I was recently reminded of this probability "paradox" (in quotes because in fact there's nothing really paradoxical about it, but it's surprising to the intuition), which I first encountered back in the rec.puzzles Usenet group. I want to know if it has a name. Here it is:
Suppose I write any two distinct (real) numbers on two blank cards that I then put face down. You get to look at the number on one of the cards, of your choice. Now, I ask you whether that number is the lower or the higher of the two. Can you answer in such a way that your probability of being correct is strictly greater than $\frac12$?
At first, it seems incredible that this is even being asked. I can use any method I choose to select the two numbers, and you have no way of knowing what the other number is. Nonetheless, you can answer in such a way that your response is more likely than not to be correct.
Method: Select any cumulative distribution function $F(x)$ that is strictly increasing; that is, pick a function $F(x)$ such that
- $F(x) > F(y)$ for all $x > y$
- $\lim_{x \to -\infty} F(x) = 0$
- $\lim_{x \to +\infty} F(x) = 1$
To make things simple, a suitable function is $F(x) = \frac{2^x}{1 + 2^x}$. (This is similar to the standard logistic function, but with base $2$ instead of base $e$.)

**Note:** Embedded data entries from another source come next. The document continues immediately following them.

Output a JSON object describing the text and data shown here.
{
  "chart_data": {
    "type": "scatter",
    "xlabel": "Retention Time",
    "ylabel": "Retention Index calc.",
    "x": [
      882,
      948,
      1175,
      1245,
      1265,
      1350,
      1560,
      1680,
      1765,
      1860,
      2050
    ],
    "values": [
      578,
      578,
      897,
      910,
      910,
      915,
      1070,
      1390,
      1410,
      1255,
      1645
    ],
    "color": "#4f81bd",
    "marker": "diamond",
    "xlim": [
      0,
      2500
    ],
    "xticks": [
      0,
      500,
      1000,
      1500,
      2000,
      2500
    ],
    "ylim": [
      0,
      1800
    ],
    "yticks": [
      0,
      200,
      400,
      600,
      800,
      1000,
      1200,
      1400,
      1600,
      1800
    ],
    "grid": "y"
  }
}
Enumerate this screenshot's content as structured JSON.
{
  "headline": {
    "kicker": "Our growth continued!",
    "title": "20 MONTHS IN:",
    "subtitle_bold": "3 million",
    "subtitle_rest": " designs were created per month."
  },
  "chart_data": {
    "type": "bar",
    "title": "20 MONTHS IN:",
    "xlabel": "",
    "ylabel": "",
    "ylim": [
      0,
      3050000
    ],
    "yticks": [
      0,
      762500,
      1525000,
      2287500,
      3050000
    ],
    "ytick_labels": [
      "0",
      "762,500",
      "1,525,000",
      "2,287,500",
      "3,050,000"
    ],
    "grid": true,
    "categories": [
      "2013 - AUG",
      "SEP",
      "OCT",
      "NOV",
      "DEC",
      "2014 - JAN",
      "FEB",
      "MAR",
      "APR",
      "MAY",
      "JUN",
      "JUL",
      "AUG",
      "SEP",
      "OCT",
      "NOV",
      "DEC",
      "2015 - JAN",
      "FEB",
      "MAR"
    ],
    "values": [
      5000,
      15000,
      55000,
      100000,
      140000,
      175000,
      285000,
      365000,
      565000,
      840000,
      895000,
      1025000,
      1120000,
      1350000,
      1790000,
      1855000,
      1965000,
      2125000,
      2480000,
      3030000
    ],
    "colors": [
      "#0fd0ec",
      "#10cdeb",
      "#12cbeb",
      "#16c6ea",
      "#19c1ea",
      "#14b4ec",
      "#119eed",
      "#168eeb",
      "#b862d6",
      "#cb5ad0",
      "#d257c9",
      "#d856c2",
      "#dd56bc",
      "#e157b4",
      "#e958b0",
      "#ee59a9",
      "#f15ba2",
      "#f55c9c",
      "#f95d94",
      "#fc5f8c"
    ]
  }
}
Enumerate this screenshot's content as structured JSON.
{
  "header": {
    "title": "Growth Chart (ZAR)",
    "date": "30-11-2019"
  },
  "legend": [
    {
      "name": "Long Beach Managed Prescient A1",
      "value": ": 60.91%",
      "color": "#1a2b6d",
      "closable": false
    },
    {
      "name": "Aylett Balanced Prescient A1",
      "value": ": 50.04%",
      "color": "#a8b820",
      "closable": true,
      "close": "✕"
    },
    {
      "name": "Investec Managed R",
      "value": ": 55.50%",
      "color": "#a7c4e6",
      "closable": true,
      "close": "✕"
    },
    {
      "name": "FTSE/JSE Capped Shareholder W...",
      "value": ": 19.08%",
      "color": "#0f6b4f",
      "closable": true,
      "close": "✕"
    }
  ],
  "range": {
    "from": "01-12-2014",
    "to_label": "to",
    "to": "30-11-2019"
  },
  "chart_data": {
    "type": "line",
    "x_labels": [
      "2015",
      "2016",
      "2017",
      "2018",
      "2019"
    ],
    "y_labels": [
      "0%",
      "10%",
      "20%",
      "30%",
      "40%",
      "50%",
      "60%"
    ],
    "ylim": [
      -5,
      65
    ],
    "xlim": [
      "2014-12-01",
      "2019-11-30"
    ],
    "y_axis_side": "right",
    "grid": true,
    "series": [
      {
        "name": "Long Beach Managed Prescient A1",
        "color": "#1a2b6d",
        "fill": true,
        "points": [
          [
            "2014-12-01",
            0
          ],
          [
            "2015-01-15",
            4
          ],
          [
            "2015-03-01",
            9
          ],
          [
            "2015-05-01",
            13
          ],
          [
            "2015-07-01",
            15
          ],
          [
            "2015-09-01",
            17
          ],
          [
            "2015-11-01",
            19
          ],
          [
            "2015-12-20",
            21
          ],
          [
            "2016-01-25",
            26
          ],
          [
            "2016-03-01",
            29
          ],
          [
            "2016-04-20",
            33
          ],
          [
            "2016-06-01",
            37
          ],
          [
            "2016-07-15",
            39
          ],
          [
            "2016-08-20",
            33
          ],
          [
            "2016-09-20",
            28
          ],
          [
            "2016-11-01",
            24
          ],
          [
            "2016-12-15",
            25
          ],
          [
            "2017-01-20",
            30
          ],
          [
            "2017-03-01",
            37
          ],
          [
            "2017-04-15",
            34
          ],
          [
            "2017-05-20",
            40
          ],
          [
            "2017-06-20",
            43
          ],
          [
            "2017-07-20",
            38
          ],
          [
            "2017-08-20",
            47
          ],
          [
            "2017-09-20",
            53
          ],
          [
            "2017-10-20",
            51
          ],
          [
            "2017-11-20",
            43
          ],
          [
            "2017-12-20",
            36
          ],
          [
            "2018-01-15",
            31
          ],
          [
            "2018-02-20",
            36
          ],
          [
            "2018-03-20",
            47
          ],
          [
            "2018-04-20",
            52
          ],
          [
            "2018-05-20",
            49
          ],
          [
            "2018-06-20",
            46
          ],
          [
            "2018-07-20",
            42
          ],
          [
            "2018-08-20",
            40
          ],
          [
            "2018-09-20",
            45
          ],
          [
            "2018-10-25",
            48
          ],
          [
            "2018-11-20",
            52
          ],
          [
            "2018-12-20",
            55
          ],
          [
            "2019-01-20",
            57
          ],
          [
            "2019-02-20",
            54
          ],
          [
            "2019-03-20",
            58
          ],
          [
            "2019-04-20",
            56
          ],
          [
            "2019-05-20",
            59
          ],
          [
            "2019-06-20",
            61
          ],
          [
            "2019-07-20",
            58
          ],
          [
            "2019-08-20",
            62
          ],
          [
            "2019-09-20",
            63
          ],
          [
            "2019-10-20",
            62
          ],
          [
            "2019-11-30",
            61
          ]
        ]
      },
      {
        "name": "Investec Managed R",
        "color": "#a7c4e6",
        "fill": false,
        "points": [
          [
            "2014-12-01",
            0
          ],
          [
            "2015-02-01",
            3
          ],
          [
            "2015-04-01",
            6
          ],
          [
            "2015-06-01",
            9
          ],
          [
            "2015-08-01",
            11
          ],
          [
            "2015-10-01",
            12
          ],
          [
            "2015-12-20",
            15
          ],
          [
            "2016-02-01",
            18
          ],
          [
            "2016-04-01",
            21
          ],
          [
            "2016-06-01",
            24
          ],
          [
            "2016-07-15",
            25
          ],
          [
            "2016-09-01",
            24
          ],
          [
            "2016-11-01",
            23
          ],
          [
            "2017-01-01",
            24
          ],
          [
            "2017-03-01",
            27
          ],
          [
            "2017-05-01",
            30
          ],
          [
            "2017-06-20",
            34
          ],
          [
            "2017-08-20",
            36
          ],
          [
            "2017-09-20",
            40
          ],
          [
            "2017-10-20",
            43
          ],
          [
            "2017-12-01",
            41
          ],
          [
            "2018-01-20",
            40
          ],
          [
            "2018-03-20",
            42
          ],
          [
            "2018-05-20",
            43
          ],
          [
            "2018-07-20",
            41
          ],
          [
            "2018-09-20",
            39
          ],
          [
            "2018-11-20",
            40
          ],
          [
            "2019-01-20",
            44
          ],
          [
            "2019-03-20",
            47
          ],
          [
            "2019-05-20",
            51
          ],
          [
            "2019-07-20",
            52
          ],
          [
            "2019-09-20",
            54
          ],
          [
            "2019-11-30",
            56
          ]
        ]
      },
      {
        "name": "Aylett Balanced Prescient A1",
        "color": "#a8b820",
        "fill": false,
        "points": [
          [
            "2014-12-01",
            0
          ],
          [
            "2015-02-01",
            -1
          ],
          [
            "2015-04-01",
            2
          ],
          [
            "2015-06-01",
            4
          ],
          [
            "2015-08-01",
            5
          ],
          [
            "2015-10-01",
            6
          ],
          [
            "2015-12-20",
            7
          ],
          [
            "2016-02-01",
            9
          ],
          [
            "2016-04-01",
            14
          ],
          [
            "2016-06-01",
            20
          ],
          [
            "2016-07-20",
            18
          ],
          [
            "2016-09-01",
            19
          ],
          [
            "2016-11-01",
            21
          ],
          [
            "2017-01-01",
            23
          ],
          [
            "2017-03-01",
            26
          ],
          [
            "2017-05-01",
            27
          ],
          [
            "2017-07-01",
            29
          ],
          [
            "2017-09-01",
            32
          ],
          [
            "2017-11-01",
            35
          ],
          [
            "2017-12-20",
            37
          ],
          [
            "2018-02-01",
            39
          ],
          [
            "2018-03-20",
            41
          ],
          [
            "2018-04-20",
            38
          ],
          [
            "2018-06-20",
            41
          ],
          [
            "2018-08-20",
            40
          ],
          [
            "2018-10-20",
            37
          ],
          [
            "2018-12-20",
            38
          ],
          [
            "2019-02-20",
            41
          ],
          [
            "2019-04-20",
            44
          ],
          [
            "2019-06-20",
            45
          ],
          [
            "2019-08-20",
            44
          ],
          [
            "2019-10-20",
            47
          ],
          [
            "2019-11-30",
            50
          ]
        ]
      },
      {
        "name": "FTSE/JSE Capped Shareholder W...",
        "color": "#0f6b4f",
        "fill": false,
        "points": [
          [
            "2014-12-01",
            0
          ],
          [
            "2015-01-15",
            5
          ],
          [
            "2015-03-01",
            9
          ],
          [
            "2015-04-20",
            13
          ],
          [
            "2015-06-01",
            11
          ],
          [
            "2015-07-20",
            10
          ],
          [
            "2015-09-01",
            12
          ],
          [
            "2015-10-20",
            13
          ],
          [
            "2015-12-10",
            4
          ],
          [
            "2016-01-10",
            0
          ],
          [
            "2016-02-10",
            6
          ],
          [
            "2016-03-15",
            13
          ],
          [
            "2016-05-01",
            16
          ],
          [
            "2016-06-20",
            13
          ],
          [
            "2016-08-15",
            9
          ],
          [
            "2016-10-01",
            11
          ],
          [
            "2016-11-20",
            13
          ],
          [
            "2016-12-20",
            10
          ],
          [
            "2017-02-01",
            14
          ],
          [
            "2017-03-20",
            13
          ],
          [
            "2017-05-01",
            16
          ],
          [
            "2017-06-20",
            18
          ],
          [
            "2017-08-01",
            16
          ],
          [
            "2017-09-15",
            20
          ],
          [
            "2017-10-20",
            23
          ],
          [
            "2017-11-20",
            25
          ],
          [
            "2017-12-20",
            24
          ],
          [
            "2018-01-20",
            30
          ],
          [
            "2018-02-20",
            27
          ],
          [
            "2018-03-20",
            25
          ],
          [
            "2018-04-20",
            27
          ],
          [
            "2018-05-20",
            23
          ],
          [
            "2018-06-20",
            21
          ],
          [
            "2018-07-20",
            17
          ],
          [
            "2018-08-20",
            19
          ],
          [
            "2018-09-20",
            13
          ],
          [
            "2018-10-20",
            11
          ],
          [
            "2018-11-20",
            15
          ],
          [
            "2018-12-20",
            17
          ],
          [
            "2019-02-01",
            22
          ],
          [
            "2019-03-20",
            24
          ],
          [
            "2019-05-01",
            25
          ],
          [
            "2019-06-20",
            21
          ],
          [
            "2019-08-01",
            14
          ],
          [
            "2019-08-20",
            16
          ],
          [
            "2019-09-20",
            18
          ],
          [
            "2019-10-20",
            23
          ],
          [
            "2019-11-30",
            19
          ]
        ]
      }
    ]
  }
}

Now, if the number you look at is $x$, you say "higher" with probability $F(x)$, and "lower" with probability $1-F(x)$. For instance, if you turn over a card and see the number $3$, you say "higher" with probability $F(3) = \frac{2^3}{1+2^3} = \frac89$, and "lower" with probability $1 – F(3) = \frac19$.
Your probability of getting the right answer can now be determined as follows: Suppose the two numbers I selected were $a$ and $b$, with $b > a$. Your answer is correct if either you looked at $a$ and said "lower" (with probability $1-F(a)$), or you looked at $b$ and said "higher" (with probability $F(b)$). Since each of these two scenarios is equally likely—remember, you got to choose the card you looked at, with no prior information—your overall probability of guessing correctly is
$$ P(\text{correct}) = \frac{1-F(a)+F(b)}{2} = \frac12 + \frac{F(b)-F(a)}{2} $$
But since $F(x)$ is strictly increasing, and $b > a$, we must have $F(b) > F(a)$, and so your probability of being correct must be strictly greater than $\frac12$.
Has anyone else heard of this seeming paradox, along with a name?
Update (2019-10-16-0413Z): Math.SE didn't provide this tip before I posted the question, but now this shows up as a "related question": Who discovered this number-guessing paradox?
I'll have to take a closer look at that!